Member states may combat excess alcohol consumption - but the court insists the norm is to use taxation, not minimum prices. (Taxation, one must remember, raises the price of all products - therefore leaving the relative price profile of all products undamaged. Lower priced imports remain lower priced. Higher priced domestic products remain higher priced.)

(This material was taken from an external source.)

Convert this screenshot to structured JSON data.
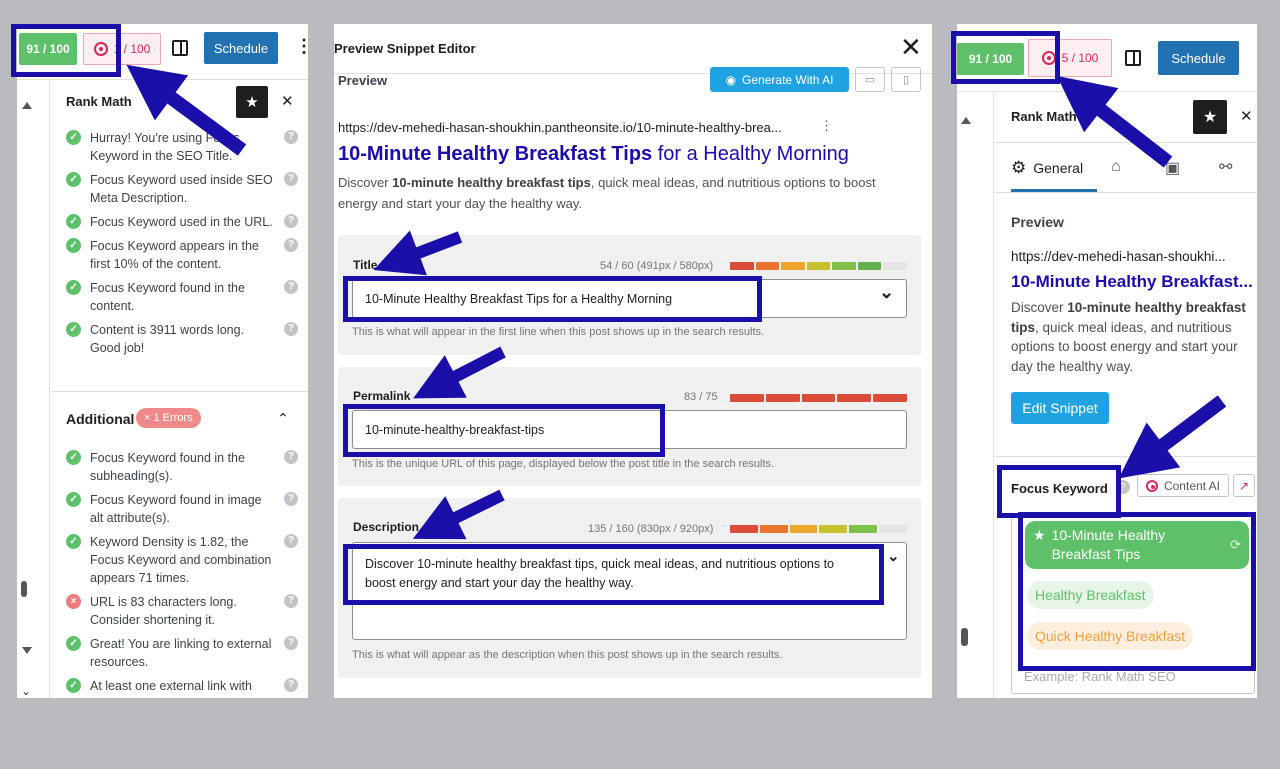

The only way minimum price rules can be saved is if member states can demonstrate that in a given case minimum pricing is somehow more effective than taxation. Judging by his December all-guns-blazing reaction to the Court's ruling, Leo Varadkar has clung to the hope of doing this in order to save the draft Irish minimum pricing arrangements. He has claimed that taxation cannot be used in Ireland because retailers here sell alcohol for prices lower than excise and VAT rates (apparently thus demonstrating immunity to all efforts to control them using tax law). Such reasoning seems most unlikely to be accepted by the Court of Justice. If retailers really are selling alcohol at prices lower than the tax rates charged by the Government, then that problem can be sorted out by enforcing below-cost selling rules against them. Thus taxation remains an option. There is no need to get into minimum pricing rules at all.
What next?
So what happens next? With elections now coming, the fate of the Public Health (Alcohol) Bill 2015 will lie with the 32nd Dáil and 25th Seanad.
Varadkar may or may not be the Minister for Health in Ireland's new Government. But it seems clear that whoever next takes charge of the Department of Health should pay careful attention to the court's slap on the wrists for Scotland.
A system based on taxation, not minimum pricing, is the legally safer one for Ireland to deploy in combating alcohol abuse. Such an approach will also avoid wasting time and money defending the courtroom battles now likely to be waged by the alcohol industry against minimum pricing - battles Ireland’s next Minister for Health has precious little chance of winning anyway.
Gavin Barrett is Jean Monnet Professor of European Constitutional and Economic Law at the Sutherland School of Law, UCD.